2007/2008 financial crisis

 

    1. 3)
    1. Explain why the period of the financial crisis was particularly delicate from a monetary policy perspective. How did the SNB deal with it?


    1. 4)
    1. Describe the effects of an SNB foreign exchange market intervention on the money market and the SNB’s foreign currency investments when buying or selling foreign currencies. If necessary, consult the Q&A or Glossary sections of the SNB website (snb.ch) under Digital services, as well as other trusted internet sources.


    1. 5)
    1. Explain how the SNB’s negative interest works.


 

Environment with plenty of CBM before the 2007/2008 financial crisis

 

    1. 6)
    1. The SNB took unconventional monetary policy measures during the 2007/2008 financial crisis and thereafter. Describe the impact on CBM holdings.


    1. 7)
    1. The unconventional monetary policy provides commercial banks with so much CBM that they no longer have to come to the SNB in order to fulfil their regulatory requirements. In this situation, interest rates in the money market can no longer be steered via the supply of CBM. Instead, the SNB must move to direct remuneration of CBM. The remuneration of CBM is a monetary policy instrument.

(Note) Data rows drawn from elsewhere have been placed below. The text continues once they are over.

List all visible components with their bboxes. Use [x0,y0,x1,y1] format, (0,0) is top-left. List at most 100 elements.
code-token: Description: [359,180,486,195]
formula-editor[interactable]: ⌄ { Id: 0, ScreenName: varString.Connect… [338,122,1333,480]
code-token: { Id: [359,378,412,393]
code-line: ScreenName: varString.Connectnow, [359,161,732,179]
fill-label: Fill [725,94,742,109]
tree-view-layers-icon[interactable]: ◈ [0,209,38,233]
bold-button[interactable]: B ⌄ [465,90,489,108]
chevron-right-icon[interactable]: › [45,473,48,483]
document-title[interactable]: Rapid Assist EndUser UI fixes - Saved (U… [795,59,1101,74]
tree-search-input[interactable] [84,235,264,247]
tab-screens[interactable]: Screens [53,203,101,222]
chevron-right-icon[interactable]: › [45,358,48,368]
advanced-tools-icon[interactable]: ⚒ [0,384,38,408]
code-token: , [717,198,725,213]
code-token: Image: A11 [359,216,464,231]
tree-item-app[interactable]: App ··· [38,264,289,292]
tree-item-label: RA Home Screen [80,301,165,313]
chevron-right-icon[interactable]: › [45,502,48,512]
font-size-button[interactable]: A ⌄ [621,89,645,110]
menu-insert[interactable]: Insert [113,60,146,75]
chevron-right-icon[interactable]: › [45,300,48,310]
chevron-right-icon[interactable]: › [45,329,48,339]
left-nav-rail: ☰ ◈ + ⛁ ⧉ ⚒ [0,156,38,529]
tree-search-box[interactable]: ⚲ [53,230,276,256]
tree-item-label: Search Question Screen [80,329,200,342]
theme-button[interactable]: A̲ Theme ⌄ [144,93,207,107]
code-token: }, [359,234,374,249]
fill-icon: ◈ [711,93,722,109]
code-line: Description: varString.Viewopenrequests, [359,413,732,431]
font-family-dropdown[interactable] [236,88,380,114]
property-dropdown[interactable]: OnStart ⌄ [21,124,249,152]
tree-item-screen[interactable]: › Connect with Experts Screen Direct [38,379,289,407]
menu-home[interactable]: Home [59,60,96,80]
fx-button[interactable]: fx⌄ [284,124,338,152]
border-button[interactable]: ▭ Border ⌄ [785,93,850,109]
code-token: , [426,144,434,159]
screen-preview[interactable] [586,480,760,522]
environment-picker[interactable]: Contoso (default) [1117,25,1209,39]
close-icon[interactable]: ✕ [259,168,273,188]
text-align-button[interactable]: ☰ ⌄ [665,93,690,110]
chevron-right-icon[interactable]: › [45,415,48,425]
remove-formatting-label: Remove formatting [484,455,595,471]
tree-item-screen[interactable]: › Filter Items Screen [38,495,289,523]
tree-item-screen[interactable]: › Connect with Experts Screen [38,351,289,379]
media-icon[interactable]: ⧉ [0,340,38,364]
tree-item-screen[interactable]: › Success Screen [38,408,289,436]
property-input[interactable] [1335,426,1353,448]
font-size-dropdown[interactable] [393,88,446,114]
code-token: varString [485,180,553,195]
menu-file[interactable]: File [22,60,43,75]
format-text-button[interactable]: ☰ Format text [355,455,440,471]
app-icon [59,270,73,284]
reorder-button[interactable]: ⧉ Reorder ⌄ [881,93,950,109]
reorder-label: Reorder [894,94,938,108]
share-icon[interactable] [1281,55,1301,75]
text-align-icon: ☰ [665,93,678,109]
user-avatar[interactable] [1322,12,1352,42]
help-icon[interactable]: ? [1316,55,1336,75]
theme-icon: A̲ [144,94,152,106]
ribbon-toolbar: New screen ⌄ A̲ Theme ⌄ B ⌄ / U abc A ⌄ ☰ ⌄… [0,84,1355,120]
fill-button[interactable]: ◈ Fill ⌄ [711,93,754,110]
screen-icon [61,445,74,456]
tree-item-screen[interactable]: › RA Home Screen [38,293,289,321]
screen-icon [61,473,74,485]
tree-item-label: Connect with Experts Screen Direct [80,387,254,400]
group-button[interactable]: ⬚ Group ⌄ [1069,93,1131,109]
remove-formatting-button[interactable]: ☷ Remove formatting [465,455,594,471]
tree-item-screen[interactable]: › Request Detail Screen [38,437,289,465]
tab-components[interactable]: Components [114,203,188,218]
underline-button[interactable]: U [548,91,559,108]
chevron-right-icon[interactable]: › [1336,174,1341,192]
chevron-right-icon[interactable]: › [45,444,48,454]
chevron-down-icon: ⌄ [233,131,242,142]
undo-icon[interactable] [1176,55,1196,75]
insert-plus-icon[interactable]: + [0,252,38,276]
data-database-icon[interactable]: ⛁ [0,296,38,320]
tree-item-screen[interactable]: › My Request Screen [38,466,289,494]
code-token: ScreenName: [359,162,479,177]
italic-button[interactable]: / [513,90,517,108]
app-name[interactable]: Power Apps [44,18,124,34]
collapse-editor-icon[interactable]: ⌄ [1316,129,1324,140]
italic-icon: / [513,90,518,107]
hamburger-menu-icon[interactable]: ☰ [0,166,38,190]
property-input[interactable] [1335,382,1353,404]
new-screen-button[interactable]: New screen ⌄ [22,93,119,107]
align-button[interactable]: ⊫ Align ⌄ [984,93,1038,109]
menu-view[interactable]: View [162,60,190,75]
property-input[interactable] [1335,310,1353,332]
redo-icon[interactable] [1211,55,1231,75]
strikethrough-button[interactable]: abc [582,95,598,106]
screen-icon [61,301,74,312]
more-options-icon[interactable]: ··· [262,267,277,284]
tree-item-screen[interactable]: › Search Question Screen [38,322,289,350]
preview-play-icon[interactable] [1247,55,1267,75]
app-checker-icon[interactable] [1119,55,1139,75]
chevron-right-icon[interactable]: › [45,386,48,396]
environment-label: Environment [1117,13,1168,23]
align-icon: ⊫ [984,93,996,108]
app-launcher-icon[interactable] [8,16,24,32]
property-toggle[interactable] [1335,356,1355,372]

      Explain how steering money market interest rates via direct remuneration of CBM works in practice, including the role of what is known as arbitrage.


    1. 8)
    1. The SNB remunerates some of the CBM at a discount. What does this mean, and what is the effect of such ‘tiered remuneration’? Explain.


    1. 9)
    1. If the SNB were to remunerate all CBM at the SNB policy rate, money market activity would cease. Why is this so? Explain.


    1. 10)
    1. To ensure that SARON remains close to the SNB policy rate, the SNB must reduce the stock of (surplus) CBM by means of liquidity-absorbing open market operations in addition to tiered remuneration. Why is this so? Explain.


    1. 11)
    1. Which liquidity-absorbing open market operations does the SNB use as a complement to tiered remuneration? How do these liquidity-absorbing open market operations work? Describe them.


    1. 12)
    1. Do unconventional monetary policy measures such as foreign exchange market interventions still play a role to this day? Explain briefly.


    1. 13)
    1. Would a return to the old days of structural liquidity shortage be possible? Describe the specific measures that would be necessary for this change and the potential impact.